If you are trying to Master your own tunes you will be wanting to know which effects to use and what order to use them in.
Truth is there is no set way to set up your mastering effects.
It’s all about your ears, does it sound right?
2 previous articles on this site.
Let’s look at mastering for the beginner.
Add a Limiter to your fx chain, typically the limiter will go at the end of you mastering fx chain.
Well it’s not a set in stone rule but if you’re trying to get your track to level out and increase the overall volume of your track a limiter or limiting effect will with a little care and good ears get this for you.
Some setups will include placing a compressor set at a low rate at the beginning of your fx chain.
What you place inbetween is down to choice, typically this is usually an EQ effect.
So a simple setup could be,
Compressor – EQ – Limiter.
That said removing the Compressor at the beginning is not out of the question.
If your track is well mixed and your eq is spot on then the EQ can be removed as well.
It’s about what suits.
Usually an EQ is added to lift a track in some parts(boost) or to remove problems(cut).
If you do boost – be gentle – if you find yourself having to correct too much then you need to look at your mix.
Using EQ a roll off around 40hz(link) can usually give you a bit more room for volume as the lower frequencies tend to take up much more room in your overall levels.
Other than that messing around with eq is again up to taste, but be careful with your boosts – whatever you boost has an effect elsewhere in the track – gentle boosts are a safer way of massaging your sound. If you find yourself doing more then you may have a problem in the mix.
Learning more about bandpass filters and types of eq is necessary – get your ears used to what happens to instruments and mixes when you apply eq – drastic and dramatic settings can be helpful to tune your ears but they will be often be damaging to your master – if in doubt leave it out.
Use eq for gentle lifts and cuts only.
—Adding Other FX—
There are many other Effects that can come into play when mastering,
Each of these effects have their own uses, the order in which you use them again is down to taste.
For example a Reverb before an EQ will be affected by the EQ so decide wether that is what you want.
Remember It’s all dependent on sound not so-called rules.
Imagine a big reverb going through a limiter – what will happen?
If you compress a high pass eq what happens?
Adding distortion into your mastering FX chain does exactly that – think about it.
Sometimes it can have a warming effect – too much and it will distort.
Be gentle but at the same time keep in mind what you want to achieve.
A good mix can be killed by bad mastering.
Start off simple, listen and learn.
1. Decide on the sound you want – will it be part of an album of songs?
2. If so that has a bearing on your mastering – eq’s have to match – your volumes will depend on the order/playlist of your music.
3. Take your time – bounce your mixes first – find the order of your songs – then listen on as many different types of stereo listening equipment as you can.
4. Were all the songs recorded around the same time/studio/equipment?

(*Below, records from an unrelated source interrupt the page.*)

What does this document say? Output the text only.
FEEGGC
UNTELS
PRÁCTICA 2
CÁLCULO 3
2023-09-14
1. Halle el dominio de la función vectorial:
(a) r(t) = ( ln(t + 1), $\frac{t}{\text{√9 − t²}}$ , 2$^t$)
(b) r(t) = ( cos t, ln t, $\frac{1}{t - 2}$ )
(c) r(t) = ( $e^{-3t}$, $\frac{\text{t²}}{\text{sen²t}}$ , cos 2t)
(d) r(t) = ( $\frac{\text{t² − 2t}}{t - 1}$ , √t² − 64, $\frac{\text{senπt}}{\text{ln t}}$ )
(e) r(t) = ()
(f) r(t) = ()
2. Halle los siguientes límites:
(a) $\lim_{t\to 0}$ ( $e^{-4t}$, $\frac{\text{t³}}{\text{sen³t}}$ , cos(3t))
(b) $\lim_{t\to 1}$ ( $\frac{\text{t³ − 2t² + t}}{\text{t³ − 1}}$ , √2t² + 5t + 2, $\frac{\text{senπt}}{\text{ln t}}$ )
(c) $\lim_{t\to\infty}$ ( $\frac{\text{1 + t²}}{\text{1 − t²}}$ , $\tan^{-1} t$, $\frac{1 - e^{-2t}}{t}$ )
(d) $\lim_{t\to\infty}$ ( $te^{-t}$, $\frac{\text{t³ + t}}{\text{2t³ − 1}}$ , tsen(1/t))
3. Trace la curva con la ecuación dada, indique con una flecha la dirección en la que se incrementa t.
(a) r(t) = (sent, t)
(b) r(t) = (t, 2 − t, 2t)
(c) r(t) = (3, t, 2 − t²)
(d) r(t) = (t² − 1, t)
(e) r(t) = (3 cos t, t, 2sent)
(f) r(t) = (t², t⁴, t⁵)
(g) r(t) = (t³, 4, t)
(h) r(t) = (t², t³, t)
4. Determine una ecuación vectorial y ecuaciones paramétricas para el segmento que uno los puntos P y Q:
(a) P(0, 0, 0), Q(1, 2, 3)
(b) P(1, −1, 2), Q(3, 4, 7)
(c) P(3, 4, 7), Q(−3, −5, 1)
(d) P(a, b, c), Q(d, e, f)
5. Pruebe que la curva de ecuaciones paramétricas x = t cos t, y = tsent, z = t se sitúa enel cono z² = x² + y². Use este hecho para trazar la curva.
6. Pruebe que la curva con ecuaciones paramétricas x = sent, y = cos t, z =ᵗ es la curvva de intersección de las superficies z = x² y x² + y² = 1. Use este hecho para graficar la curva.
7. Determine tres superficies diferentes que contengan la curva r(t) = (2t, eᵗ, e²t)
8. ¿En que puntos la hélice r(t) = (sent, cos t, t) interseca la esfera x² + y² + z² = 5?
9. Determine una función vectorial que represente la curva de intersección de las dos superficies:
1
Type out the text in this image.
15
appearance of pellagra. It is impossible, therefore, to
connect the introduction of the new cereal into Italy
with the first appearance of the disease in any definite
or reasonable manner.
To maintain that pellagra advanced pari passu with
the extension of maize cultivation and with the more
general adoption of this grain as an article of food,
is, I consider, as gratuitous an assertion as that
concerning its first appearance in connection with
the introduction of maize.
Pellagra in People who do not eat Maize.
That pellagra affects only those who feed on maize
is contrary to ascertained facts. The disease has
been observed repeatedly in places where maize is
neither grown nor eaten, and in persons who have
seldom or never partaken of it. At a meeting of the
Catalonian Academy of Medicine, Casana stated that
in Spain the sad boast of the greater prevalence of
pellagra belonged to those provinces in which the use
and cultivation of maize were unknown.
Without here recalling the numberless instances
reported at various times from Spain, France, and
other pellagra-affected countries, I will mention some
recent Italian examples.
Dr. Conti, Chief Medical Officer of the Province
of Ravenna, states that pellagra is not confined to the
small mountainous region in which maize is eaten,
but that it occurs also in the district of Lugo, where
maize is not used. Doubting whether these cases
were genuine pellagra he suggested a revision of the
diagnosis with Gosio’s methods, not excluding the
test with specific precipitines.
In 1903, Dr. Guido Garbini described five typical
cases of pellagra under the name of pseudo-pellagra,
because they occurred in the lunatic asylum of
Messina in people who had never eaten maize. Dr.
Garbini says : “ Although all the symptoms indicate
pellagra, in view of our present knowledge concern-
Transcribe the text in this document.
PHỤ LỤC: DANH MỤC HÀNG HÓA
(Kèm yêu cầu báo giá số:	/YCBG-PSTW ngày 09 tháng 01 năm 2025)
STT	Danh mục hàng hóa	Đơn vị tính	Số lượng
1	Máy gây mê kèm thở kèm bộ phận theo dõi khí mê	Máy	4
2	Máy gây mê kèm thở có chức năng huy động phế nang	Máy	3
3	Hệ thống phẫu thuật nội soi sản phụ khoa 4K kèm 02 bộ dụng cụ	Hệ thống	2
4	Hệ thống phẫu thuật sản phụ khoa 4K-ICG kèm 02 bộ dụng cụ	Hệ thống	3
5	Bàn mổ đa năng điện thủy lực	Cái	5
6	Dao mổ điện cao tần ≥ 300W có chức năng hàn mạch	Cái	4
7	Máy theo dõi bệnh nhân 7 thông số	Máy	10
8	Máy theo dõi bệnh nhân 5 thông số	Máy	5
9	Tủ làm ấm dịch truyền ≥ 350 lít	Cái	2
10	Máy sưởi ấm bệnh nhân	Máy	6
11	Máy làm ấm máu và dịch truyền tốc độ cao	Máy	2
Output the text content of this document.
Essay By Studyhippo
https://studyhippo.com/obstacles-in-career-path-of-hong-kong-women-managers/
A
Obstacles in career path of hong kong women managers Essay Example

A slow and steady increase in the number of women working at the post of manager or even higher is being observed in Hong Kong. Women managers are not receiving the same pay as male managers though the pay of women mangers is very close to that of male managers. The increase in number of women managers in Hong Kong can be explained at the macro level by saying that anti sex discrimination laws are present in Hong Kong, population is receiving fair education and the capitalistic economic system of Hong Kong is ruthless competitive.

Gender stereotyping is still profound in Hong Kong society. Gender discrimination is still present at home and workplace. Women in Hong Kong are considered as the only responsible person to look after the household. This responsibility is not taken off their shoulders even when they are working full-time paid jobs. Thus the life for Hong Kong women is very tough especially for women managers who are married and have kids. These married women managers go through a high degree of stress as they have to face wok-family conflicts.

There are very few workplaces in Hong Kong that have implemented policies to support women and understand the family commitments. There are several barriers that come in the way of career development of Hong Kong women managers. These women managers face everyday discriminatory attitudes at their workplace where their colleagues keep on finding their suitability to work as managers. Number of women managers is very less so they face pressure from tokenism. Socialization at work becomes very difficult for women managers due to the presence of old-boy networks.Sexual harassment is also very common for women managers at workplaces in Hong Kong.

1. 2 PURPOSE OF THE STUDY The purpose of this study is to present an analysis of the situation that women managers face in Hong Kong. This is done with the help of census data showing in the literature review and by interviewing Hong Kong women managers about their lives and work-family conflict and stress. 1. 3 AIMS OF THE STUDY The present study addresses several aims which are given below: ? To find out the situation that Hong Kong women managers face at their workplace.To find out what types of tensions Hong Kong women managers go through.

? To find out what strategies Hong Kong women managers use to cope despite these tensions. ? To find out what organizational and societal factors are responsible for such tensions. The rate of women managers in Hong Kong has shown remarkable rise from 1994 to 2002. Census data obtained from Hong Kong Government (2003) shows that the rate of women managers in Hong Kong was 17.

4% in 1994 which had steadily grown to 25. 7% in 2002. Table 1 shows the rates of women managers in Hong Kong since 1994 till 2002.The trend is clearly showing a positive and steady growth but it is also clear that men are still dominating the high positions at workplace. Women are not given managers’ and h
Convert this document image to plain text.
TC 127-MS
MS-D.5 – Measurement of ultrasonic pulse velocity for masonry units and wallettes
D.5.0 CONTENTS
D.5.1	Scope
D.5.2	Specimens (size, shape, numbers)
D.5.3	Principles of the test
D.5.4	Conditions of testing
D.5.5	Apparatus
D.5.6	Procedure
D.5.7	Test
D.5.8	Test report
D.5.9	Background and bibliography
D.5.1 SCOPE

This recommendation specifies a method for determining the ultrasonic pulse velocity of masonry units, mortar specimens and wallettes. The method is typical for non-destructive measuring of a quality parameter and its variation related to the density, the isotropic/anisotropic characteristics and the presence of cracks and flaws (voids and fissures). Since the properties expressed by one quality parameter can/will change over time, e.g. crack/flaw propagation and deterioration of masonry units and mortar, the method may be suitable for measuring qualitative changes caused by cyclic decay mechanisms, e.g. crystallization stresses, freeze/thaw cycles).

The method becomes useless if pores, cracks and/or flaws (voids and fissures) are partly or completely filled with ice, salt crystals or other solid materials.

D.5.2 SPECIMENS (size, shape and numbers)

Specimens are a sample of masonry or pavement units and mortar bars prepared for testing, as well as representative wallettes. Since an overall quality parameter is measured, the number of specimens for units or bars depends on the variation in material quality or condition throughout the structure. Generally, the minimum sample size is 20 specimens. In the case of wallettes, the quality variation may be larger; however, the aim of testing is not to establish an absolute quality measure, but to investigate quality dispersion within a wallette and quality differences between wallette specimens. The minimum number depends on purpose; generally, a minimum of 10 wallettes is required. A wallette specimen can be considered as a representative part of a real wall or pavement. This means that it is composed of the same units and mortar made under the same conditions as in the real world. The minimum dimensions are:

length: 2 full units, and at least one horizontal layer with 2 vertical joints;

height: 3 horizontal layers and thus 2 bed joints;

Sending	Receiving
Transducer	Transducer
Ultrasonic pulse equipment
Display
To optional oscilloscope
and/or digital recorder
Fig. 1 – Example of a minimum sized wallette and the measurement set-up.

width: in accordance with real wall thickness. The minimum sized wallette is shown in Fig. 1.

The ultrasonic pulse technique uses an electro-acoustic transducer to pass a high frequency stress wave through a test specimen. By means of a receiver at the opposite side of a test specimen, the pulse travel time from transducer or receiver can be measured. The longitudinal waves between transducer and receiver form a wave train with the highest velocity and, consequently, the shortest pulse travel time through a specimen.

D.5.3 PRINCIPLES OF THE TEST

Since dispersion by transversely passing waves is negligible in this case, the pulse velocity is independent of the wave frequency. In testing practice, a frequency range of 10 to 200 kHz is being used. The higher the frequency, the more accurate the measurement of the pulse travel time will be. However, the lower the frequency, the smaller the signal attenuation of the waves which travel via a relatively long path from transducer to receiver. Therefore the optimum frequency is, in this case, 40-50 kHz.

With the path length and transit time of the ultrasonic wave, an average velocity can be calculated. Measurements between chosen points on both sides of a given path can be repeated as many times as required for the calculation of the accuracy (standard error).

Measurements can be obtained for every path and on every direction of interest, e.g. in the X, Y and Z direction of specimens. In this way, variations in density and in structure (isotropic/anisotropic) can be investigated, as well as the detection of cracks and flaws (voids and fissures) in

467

Look at point no.2
5. Get a few commercial songs to A/B and Compare against – take notes – use analysis plugins – LISTEN!.
6. Take a few weeks off – don’t master straight away – yeah I know me neither but run a basic master off if you must – just to listen to – but then take a few weeks away – do something else and go back to it – if you have a few songs to record finish those off before you master any more.